Reflecting on my own experiences, I’ve always been amazed by two important elements of fire and water. Around a fire I get caught dazing from minutes to hours into the orange, deadly flames. Anyone can see the powerfulness in a fire as they spit out the ash and burn the wood smouldering black. It is as hypnotic as sitting by the beach watching the waves break in, or relaxing on the back of a boat watching the engine churn the water into different layers or just watching a ripple expand in a pond.

One can see why these two elements are immensely symbolic is shaman practice. Not only can these elements put you into an ASC, they are part reason for shamanism. The use of shamans is partly for the community to reciprocate and respect the earth for allowing survival as being aware that the land is more powerful than themselves. Fire and water are so beautiful and a vital part of survival but can be so dangerous and can take life away in a flash.

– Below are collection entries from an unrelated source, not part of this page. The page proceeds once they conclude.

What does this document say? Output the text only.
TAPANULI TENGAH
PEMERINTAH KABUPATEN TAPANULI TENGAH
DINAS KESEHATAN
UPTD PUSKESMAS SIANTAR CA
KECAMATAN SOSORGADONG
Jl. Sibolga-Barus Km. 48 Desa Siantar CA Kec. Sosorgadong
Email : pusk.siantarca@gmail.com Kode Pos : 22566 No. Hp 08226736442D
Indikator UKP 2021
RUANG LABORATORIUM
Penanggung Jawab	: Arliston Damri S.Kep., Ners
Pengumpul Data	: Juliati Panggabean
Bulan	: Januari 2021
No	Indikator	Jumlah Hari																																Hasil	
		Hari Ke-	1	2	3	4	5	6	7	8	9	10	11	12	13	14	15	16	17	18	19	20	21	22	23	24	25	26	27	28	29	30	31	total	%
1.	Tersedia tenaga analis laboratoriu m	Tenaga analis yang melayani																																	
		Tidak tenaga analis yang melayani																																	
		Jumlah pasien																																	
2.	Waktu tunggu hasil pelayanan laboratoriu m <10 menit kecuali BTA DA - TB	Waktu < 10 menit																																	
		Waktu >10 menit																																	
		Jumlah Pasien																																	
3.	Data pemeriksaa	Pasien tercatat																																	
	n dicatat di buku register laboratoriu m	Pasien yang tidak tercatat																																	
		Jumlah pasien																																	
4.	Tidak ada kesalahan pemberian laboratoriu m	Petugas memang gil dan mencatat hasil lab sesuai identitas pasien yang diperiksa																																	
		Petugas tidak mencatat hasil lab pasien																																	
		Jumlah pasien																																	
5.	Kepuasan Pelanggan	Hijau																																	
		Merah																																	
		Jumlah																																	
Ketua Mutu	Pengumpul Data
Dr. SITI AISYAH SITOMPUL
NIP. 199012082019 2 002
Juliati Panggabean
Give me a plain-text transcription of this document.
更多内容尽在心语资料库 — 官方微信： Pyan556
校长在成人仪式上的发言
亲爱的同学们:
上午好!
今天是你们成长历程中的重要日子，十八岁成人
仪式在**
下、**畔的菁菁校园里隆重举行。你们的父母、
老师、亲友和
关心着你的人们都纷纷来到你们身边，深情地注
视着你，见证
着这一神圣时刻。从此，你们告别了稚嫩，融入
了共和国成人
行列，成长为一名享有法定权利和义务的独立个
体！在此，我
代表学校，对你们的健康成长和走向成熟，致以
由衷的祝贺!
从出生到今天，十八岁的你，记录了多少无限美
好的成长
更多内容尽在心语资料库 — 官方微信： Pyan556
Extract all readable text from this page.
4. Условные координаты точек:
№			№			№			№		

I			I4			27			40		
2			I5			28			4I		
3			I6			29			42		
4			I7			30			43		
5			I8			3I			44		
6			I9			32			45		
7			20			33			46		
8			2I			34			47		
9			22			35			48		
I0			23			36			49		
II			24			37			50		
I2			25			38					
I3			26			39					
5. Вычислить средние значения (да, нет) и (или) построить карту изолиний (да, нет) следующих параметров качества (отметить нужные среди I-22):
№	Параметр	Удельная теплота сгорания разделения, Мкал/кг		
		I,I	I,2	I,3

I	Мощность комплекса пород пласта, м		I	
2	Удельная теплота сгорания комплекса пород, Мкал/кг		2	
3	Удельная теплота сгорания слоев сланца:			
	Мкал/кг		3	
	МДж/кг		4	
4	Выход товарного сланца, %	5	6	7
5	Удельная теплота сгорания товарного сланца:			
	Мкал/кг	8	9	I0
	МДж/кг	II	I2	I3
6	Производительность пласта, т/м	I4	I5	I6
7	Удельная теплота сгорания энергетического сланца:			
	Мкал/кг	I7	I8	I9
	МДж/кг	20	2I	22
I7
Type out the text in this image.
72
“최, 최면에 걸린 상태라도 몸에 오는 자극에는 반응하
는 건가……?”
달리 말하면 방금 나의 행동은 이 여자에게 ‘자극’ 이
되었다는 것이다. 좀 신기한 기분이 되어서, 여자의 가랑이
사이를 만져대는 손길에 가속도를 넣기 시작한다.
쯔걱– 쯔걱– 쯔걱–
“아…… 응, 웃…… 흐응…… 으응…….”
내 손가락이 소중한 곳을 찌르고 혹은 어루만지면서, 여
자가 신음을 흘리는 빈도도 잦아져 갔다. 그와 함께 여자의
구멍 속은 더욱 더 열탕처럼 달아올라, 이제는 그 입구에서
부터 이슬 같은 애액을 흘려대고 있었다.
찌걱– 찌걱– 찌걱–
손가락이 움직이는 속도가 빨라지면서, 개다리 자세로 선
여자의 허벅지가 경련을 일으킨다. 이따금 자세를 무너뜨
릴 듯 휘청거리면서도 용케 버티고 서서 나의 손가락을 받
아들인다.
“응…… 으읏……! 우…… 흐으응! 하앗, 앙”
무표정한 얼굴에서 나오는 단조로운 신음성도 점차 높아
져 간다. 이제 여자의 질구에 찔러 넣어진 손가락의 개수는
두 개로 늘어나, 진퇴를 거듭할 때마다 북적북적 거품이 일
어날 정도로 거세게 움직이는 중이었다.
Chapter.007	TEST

Shamanism is practised to give back to the land, and to ask for blessing in the future. Abram goes on to state that ‘our (westerner’s) attention is hypnotised by human technology that only reflect back on ourselves.’ This is where great importance of shamanic experiences can help contribute to the ways of thinking in western society. The reason for shamanism and the actual experience of ASC will allow western society to become more self-aware and aware of the world lived in.


“To shut ourselves off from these other voices, to continue by our lifestyles to condemn these other sensibilities to the oblivion of extinction, is to rob our own senses of their integrity, to rob our minds of their coherence… Only in reciprocity with what is Other will we begin to heal ourselves.” (Abram 1997. p201)


Abram D, 1997, ‘Ecology of Magic’, Spell of the Sensuous: Perception and Language in a More- than-human World, New York, Vintage Books, 1997, ch.1

Townsend J, 1997, ‘Shamanism’, in S. Glazier, Ed, Anthropology of Religion: A Handbook, Westport, Conn, Greenwood Press, 429-469

Winkelman, Michael. "Altered States of Consciousness and Religious Behaviour", Anthropology of Religion: A Handbook of Method and Theory. 1997. Westport, Conn: Greenwood Press, 393 - 428.


  1. The "trances" are just a means to focus

  2. The trances are the focus away from the diversions and distractions of the temporal, the mundane, and the profane. The ability of the shaman to meditate to that point of focus gives him access to his inner narrative that is the associative compilation of the subconscious cognitve acquisition of those signals and signs from the noise of mundane noise.